According to Cockerham, carcasses often fell onto the slaughterhouse floor. The "hide puller" is meant to help skin the carcass, but it sometimes pulls so hard that the whole side of beef comes crashing down into puddles of "blood, fat, grease, and dirt."

Cockerham insists that he and at least one other inspector would stop the line when they saw infractions and also complained to their bosses at USDA. But he says he's been told "to make the system work." He says in frustration that "we're viewed as rabble-rousers, troublemakers."

Last May, a local reporter told Cockerham about GAP. Tom Devine took the case, and after convincing himself it was legitimate, set up a Washington news conference. Devine, a former Georgetown University debate-team captain, coached Cockerham on how to deliver his story to reporters.

Devine also helped prepare a vivid example of Cockerham's allegations. Monfort beef, contaminated with grease, hair, and rusty metal chips from illserviced machinery, was prepared on a beautiful silver platter, complete with a white cloth doily. Devine says, "We always urge whistleblowers to find good examples of nauseating products that have been approved by the government." The good visuals clearly impressed an NBC News producer who had shown up. Within hours, GAP got a call from the Today Show, inviting Cockerham to tell his story to Bryant Gumbel the next morning.

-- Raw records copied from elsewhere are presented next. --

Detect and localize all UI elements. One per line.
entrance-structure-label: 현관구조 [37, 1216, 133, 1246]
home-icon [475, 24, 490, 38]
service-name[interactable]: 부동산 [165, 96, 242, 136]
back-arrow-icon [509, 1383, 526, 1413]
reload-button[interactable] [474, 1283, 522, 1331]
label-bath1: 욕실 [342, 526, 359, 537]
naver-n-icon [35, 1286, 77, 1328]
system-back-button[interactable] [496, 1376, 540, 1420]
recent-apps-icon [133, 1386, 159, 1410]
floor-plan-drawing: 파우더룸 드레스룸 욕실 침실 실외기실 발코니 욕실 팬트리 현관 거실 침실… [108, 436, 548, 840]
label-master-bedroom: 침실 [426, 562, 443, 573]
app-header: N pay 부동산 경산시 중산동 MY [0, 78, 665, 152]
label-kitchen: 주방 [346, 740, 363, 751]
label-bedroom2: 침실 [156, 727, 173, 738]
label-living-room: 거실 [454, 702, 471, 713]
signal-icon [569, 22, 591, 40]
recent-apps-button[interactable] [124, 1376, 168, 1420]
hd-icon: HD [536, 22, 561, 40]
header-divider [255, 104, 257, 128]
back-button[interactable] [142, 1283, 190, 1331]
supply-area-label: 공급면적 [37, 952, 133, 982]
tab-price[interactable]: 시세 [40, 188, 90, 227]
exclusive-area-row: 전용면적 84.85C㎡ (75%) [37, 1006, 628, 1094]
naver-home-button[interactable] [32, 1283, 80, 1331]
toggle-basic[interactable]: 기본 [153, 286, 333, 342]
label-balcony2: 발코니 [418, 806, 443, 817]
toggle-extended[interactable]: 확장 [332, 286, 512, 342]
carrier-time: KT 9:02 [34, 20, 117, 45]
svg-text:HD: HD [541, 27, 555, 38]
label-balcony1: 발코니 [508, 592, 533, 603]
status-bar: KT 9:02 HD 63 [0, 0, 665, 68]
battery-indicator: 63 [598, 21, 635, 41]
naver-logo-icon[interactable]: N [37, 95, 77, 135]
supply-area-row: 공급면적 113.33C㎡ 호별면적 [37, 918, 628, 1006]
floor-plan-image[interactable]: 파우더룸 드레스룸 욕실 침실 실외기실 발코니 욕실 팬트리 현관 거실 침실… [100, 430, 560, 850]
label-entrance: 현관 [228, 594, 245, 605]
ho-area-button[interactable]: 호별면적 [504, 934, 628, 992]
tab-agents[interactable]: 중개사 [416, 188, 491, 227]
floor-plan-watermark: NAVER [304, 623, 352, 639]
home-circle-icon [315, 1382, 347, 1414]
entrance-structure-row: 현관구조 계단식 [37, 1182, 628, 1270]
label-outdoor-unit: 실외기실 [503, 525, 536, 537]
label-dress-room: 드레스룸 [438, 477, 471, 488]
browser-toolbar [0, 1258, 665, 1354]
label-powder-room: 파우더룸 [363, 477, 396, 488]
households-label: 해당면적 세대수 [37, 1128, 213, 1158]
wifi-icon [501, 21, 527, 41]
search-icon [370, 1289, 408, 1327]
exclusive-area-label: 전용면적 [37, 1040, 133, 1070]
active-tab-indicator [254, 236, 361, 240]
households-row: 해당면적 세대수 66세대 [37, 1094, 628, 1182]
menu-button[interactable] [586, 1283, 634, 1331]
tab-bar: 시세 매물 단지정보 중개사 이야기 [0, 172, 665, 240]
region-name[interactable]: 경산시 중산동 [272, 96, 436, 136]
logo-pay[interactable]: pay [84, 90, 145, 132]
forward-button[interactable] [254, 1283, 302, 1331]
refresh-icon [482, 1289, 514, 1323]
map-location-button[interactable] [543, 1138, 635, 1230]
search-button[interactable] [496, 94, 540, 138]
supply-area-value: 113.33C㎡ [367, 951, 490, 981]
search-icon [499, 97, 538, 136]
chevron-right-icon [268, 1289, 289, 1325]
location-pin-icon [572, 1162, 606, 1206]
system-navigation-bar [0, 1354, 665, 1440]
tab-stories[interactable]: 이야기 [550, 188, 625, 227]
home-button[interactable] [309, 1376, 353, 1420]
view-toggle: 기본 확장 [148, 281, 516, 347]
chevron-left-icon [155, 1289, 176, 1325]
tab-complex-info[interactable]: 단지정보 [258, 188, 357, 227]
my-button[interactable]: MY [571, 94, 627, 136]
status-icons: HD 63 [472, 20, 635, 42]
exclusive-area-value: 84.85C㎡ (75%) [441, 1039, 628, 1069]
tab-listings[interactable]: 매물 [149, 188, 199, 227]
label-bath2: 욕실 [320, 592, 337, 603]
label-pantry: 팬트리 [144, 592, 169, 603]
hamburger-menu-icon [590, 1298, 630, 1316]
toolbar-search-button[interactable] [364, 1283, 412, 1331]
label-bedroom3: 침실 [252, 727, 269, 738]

"We drilled Cockerham that afternoon," Devine remembers. "We coached him on avoiding jargon, and made him more concise." He also explained Cockerham's story to the NBC producer writing questions for Gumbel. Devine goes in for this intense TV preparation because "it worried me in The China Syndrome when Jack Lemmon couldn't get his point across to Jane Fonda before they killed him."

Despite all the coaching, Cockerham was so nervous in the New York studio that he stammered at Gumbel's opening question. But if Cockerham looked bad, Food Safety Inspection Service Administrator Crawford, on-line from New York, looked worse. And Cockerham eventually relaxed, doing a good job of making his point that the Streamlined Inspection System is a bad idea.